Perhaps, then, we should opt for another reply: the proper aim of therapy is to enhance clients’ objective well-being, that is, to let clients have objectively good lives—lives that are good for clients not only because the clients see them as such. Again, Metz presents various authorities in the field, such as Erich Fromm and Abraham Maslow, who seem to have supported such a view on the final goal of psychotherapy. This reply has the advantage of not being vulnerable to the counterexamples above.

However, even if we bracket questions on how to identify objectively right values, Metz argues that the second reply, too, is vulnerable to some counterexamples. Consider a parent who decides to remain a few more years in an unhappy marriage because he or she knows that, in those particular circumstances, a divorce would be very harmful for the child. Metz holds that, in such a case, the therapy’s goal could well be to help the parent in carrying through this decision although it will not enhance but rather diminish the parent’s objective well-being.

Another example has to do with fighting for a just cause (e.g., joining the French resistance against the Nazis in World War II) although, through wounds, torture or death, this may well undermine the client’s objective well-being. Thus, supporting clients’ decisions to live in ways that may well diminish their objective well-being can sometimes be the goal of successful therapy. But this conflicts with the second reply to the question on the goal of psychotherapy.

The third reply that Metz examines is that the goal of psychotherapy is to enhance meaning in life. Metz explains meaning in life as having much to do with what it is appropriate to admire in the lives of others and oneself, what merits esteem, reverence and awe, or what one may justly take pride in.

Metz is generally supportive of this third view, which isn’t vulnerable to any of the counterexamples that undermined the previous two. A psychotherapist who holds the third view will not support the heroin addict’s decision to deepen his condition or the narcissist‘s efforts to manipulate unconfident others. But such a therapist will support the decision to remain some more years in the unfulfilling marriage and join the fight against the Nazis.

Metz seems to favor the third reply, and does not suggest any counterexamples to it. But perhaps some counterexamples could be found. Consider the painter Van Gogh or the poet Emily Dickinson. Their lives are considered meaningful thanks to their impressive artistic work. But this work, it seems, had much to do with their troubled lives. Van Gogh was distressed for significant parts of his life and suffered from delusions, psychotic episodes, and emotional breakdowns until he committed suicide at the age of 37. Dickinson was reluctant to meet people and, later, to even leave her bedroom. Many of her poems are about illness, dying, death, and unrealized love.

Suppose that therapy that would have helped these two artists to have subjectively happy or objectively good lives would have also led them not to create their art, that is, to have regular subjectively happy lives of objective well-being that are less or not meaningful. It intuitively seems to me that a psychotherapist would have done well to help Van Gogh and Dickinson to progress in this direction. However, this conflicts with the third reply.

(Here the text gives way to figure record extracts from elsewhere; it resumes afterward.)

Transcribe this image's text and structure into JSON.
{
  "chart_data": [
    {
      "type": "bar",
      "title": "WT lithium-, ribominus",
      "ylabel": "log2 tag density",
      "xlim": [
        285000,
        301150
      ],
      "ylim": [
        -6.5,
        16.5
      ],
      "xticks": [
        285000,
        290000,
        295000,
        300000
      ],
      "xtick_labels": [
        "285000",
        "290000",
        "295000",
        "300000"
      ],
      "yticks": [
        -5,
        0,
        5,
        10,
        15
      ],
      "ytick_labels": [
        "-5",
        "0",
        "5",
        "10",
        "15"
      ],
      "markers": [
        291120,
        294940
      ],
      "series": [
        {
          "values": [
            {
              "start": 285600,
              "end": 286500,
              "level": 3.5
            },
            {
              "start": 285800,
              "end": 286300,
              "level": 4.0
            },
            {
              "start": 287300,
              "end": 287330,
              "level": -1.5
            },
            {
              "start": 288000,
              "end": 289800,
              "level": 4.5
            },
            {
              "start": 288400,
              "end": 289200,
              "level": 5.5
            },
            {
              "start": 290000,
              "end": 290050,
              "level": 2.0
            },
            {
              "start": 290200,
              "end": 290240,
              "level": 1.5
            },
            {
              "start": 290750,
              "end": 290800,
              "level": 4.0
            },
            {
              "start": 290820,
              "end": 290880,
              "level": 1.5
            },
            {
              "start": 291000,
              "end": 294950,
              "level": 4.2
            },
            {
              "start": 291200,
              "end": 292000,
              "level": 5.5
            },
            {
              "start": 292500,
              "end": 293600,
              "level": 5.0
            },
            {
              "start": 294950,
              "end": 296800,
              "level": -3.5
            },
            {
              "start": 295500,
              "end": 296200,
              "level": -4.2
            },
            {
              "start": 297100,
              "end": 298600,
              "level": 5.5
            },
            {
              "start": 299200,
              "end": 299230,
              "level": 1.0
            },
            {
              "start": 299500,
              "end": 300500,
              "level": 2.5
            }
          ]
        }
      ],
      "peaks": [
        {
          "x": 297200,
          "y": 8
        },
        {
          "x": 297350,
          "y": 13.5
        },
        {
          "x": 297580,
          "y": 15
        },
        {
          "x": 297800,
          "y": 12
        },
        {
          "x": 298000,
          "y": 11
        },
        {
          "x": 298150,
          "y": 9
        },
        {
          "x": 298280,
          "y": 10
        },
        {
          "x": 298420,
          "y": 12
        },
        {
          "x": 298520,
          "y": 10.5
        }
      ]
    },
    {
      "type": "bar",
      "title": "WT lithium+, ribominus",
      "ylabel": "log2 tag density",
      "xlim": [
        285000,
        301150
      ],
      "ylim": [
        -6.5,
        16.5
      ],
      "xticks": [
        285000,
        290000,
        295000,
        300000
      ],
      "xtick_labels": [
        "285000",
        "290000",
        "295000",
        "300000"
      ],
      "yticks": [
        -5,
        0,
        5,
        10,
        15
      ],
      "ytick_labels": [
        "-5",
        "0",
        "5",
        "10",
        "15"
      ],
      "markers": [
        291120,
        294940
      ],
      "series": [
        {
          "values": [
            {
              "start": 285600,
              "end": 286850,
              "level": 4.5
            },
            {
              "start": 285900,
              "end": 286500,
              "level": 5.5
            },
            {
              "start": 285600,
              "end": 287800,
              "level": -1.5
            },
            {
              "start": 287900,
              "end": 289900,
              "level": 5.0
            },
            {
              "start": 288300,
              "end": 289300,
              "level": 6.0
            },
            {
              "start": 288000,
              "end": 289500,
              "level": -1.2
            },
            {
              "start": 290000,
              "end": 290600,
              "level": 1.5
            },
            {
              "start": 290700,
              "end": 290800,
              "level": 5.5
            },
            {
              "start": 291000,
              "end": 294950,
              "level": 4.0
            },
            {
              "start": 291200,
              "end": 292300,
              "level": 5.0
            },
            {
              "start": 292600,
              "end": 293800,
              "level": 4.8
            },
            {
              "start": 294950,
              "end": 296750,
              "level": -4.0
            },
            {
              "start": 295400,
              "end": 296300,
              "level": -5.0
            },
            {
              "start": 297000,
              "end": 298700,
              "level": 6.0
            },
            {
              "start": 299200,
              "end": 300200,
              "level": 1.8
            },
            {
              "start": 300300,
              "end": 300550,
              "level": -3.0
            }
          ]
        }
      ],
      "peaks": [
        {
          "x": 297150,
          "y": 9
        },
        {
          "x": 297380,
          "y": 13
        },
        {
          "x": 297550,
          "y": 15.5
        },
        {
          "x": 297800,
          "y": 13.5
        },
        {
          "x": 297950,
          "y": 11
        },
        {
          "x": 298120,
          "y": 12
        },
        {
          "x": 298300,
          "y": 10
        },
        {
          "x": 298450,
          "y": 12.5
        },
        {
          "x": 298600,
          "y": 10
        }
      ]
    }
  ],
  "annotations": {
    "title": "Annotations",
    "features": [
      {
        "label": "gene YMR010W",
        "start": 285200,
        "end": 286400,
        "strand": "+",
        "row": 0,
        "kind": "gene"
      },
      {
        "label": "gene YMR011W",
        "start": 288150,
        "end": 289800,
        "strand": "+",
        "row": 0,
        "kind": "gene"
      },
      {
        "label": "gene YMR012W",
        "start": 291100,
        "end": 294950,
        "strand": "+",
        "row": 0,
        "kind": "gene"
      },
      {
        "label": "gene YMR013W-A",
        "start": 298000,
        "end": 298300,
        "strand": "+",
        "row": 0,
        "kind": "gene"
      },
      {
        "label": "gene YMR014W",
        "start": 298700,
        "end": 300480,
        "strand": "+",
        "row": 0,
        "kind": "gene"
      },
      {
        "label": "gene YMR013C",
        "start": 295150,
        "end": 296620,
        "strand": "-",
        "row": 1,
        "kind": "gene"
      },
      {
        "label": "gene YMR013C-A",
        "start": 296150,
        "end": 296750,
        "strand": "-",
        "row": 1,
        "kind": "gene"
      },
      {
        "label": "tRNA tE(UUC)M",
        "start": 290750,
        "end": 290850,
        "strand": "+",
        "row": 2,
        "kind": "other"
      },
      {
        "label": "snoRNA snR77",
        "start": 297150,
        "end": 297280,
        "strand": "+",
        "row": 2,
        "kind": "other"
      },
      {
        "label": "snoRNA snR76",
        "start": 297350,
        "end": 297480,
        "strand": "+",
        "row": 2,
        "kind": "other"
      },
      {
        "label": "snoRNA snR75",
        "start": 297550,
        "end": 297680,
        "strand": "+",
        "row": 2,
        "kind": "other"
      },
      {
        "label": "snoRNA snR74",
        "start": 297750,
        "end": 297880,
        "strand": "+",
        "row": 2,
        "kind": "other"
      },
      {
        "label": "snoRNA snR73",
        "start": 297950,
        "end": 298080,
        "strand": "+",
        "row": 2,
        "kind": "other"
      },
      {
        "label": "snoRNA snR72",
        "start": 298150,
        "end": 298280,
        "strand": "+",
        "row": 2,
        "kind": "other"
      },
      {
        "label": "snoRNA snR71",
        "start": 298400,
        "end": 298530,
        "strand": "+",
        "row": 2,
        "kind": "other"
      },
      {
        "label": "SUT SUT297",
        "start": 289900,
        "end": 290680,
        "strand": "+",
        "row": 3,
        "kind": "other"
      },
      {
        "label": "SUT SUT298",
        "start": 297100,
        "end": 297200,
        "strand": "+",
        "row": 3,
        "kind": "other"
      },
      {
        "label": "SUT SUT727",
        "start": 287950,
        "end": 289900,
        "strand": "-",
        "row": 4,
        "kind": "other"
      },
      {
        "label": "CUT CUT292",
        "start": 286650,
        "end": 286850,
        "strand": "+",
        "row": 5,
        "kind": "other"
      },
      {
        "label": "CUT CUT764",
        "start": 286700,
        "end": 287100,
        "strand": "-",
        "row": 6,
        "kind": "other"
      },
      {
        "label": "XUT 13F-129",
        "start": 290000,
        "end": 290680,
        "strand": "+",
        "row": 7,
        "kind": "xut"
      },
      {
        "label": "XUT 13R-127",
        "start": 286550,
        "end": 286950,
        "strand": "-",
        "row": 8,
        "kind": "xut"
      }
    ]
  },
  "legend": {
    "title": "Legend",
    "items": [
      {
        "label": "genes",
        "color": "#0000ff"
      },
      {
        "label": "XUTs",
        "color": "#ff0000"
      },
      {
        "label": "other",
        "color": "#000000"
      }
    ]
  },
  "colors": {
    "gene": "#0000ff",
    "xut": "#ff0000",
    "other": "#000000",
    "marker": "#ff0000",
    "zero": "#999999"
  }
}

Although Metz seems to favor the third reply, he is clear that the considerations he has presented are yet insufficient to substantiate the view that therapy has one single goal, and that that goal is to enhance life’s meaning. He hopes his arguments will facilitate further work on the topic. Moreover, he is open to the option of a pluralistic view that would take the general goal of psychotherapy to be a balanced combination of subjective happiness, objective well-being, and meaning in life. In some circumstances, one of these goals may need to be emphasized more than the others, and there may be some trade-offs between the three. More work on the proper end of psychotherapy, which also takes into account the hitherto relatively neglected option of meaning in life, is called for.